Un détenu de la prison de Nanterre (Hauts-de-Seine) a récemment tiré la sonnette d'alarme concernant les conditions de détention dans cet établissement surpeuplé, où le taux d'occupation atteint 213%. Malgré des efforts notables signalés par les autorités, beaucoup considèrent que ces mesures relèvent davantage d'une « politique publique » que de véritables solutions.
Il y a trois semaines, un autre détenu a été sanctionné pour avoir refusé l'arrivée d'un cinquième co-détenu dans sa cellule. Aujourd'hui, c'est un autre prisonnier, incarcéré depuis juillet 2023, qui s'exprime, via son avocat Me Fabien Arakelian, en attaquant l'État en justice. Ce dernier demande des mesures d'urgence pour remédier aux « conditions alarmantes » régnant dans cette maison d'arrêt.
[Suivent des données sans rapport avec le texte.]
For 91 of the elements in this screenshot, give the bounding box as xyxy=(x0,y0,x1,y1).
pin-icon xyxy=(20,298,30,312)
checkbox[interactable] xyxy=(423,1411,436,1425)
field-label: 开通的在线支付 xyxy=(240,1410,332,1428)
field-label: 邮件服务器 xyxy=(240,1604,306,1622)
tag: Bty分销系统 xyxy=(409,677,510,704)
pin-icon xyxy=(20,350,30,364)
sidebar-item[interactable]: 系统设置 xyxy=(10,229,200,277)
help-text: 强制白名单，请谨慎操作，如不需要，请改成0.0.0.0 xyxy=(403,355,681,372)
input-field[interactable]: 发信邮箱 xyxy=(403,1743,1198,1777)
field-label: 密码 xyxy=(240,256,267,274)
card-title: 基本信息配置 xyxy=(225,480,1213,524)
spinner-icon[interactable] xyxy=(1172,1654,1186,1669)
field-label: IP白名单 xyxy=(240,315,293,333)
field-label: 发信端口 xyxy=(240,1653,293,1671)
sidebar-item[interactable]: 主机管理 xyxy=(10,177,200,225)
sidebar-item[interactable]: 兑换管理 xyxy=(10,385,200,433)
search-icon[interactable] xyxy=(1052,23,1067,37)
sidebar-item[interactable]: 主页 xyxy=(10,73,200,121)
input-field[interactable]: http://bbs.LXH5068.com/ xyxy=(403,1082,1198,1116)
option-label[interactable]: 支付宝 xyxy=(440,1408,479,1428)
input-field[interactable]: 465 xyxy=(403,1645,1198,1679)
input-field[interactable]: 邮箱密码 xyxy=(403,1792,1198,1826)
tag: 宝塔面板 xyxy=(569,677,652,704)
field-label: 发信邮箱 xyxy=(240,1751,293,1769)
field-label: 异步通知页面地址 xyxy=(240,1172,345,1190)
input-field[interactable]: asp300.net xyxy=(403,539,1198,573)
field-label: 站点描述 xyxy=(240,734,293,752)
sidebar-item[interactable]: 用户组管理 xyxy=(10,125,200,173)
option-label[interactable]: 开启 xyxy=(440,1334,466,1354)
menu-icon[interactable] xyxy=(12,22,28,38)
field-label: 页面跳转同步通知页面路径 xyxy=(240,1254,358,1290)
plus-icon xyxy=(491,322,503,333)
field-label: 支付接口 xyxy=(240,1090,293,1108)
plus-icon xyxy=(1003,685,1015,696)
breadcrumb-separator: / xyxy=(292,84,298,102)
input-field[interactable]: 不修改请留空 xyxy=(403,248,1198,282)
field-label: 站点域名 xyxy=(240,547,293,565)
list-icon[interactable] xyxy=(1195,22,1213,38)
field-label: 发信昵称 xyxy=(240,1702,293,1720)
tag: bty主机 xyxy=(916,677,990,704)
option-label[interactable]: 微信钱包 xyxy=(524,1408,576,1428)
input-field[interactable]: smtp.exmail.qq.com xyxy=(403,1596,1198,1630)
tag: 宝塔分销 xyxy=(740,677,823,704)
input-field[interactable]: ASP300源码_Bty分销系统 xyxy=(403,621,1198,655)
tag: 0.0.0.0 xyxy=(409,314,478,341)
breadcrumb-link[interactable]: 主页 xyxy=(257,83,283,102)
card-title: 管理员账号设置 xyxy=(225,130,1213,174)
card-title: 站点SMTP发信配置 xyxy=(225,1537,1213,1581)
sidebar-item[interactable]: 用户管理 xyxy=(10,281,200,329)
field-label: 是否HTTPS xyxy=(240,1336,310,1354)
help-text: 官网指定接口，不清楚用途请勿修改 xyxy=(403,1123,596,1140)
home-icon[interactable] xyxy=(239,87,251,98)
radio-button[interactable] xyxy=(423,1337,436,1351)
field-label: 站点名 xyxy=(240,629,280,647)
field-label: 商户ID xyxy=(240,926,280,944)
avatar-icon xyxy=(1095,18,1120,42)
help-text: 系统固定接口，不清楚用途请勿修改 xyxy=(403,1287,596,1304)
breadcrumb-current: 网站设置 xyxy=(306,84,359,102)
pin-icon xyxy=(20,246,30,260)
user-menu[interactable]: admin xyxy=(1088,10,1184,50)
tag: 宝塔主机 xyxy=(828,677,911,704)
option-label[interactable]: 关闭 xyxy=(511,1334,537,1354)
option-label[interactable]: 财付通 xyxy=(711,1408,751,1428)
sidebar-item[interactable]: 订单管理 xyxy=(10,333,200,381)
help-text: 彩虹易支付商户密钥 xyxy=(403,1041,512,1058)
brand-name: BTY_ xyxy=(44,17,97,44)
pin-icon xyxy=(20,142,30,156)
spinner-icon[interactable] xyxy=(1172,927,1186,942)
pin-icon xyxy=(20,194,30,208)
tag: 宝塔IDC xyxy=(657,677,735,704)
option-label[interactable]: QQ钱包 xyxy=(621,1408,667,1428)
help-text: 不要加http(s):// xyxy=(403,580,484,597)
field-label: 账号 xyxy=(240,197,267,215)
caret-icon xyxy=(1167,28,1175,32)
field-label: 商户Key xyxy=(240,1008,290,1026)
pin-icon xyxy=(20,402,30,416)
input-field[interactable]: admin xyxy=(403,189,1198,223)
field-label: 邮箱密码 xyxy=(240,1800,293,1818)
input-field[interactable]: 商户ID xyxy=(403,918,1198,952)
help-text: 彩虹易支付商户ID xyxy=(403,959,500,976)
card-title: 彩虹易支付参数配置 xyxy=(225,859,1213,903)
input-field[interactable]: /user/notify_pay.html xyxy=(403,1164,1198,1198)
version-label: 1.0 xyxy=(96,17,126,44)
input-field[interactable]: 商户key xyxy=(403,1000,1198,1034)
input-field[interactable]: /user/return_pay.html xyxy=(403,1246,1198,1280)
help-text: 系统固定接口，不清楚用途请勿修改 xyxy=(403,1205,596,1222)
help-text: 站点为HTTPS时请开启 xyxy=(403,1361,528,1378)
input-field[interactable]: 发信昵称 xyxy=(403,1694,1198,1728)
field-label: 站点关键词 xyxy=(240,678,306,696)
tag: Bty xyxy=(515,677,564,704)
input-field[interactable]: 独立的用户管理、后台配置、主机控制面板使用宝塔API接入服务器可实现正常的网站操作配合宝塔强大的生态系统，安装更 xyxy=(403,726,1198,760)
Selon son témoignage, 220 détenus dorment sur des matelas au sol, tandis que les douches sont dans un état déplorable, parsemées de cafards. Les cellules sont jugées « vétustes et insalubres », manquant de mobilier adéquat et de séparation correcte des sanitaires, tandis que le système électrique et le système d'aération sont qualifiés de « défectueux ». Ce tableau noir illustre des conditions jugées non conformes à la dignité humaine.
« Circulez, y’a rien à voir »
Malgré la gravité des accusations, le tribunal administratif de Cergy-Pontoise a rejeté la réclamation. Selon ses juges, aucune des mesures d'urgence demandées ne pouvait être acceptée, car elles ne respectent pas les critères d'une atteinte immédiate à une liberté fondamentale, d'une part, et relèvent de mesures structurelles d'autre part.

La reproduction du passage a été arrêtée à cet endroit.